Imageschäden bei Wikipedia

Von Michael Meyer · 30.11.2006
Innerhalb weniger Jahre hat sich Wikipedia zu einem der wichtigsten Online-Nachschlagewerke entwickelt. Zusammengetragen wurde das geballte Wissen von über 1,5 Millionen Nutzern - jeder und jede kann an der Enzyklopädie mitwirken. Doch genau dieses Prinzip gerät immer stärker in die Kritik.
"Stell Dir eine Welt vor, in der jeder Mensch auf dem Planeten freien Zugang zur Summe des menschlichen Wissens hat." Unter diesem Motto gründete der Amerikaner Jimmy Wales 2001 Wikipedia. Die Wortschöpfung setzt sich zusammen aus "Wiki", was im Hawaiianischen "schnell" bedeutet und "Encyclopedia".

Seit fünf Jahren ist das Projekt der ersten so genannten "Freien Enzyklopädie" eine wahre Erfolgsstory. Über anderthalb Millionen Nutzer komplettieren fortlaufend das digitale Lexikon in derzeit 28 Sprachen.

Im letzten Jahr entbrannte erstmalig eine Debatte um den Wahrheitsgehalt und Nutzwert von Wikipedia. Der amerikanische Journalist John Seigenthaler schrieb in einem Kommentar für die Zeitung "USA Today", in Wikipedia sei über ihn zu lesen gewesen, er habe im Verdacht gestanden, in die Ermordung der Kennedy-Brüder verwickelt zu sein. Ganze vier Monate lang konnte man den entsprechenden Artikel abrufen.

Der völlig unschuldige Seigenthaler sprach damit auf etwas an, was bis dahin als die Stärke von Wikipedia galt: Jeder kann neue Einträge verfassen, Artikel verändern, korrigieren und verbessern. Aber auch gezielt falsche Informationen lassen sich über Wikipedia verbreiten. Gerade die PR-Industrie macht sich zuweilen Wikipedia zunutze und stellt Texte ein, die ein geschöntes Bild vom jeweiligen Produkt oder Thema liefern.
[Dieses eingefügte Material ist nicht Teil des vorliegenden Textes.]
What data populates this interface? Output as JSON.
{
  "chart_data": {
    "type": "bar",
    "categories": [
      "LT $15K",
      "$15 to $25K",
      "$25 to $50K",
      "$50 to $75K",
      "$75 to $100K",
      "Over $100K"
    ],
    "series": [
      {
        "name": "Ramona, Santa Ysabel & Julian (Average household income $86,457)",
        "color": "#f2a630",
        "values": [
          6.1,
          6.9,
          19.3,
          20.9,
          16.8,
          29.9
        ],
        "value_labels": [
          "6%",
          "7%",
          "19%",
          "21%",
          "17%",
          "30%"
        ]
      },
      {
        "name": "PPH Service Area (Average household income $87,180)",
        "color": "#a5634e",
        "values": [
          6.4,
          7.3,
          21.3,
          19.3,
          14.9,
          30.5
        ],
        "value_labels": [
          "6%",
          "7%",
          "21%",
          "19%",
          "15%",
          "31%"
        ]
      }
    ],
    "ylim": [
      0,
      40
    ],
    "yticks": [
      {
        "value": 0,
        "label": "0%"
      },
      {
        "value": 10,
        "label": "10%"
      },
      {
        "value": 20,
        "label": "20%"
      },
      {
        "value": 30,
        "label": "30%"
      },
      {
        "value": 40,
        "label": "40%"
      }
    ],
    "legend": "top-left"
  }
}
Ein weiterer Fauxpas war: Ein deutscher Autor hatte zwei Jahre lang in größerem Umfang anonym Artikel aus DDR-Lexika eingestellt. Zum einen waren die Texte urheberrechtlich geschützt, zum anderen waren sie aber auch inhaltlich umstritten.

Immerhin: Wikipedia hat aus all dem gelernt. Der Wahrheitsgehalt der Artikel soll durch die Registrierung der Nutzer und so genannte "Beobachtungs-" und "Änderungslisten" überprüft werden – auf diese Art und Weise sollen zumindest die gröbsten Schnitzer außen vor bleiben. Zwingend vorgeschrieben ist die Registrierung der Autoren aber nicht.

Wikipedia ist ohnehin kein im engeren Sinn wissenschaftliches Lexikon, auch wenn viele Wissenschaftler an den Texten mitarbeiten. Immer wieder tauchen krude Behauptungen oder völlig unsinnige Artikel bei Wikipedia auf. Gründer Jimmy Wales sagte selbst vor einem Jahr, dass manche Texte "unleserlicher Mist" seien. Allerdings: Durch den wachsenden Erfolg des Projekts und einer akribischen Überwachung durch die Nutzer stehen solche Texte meist nicht lange auf den Seiten von Wikipedia.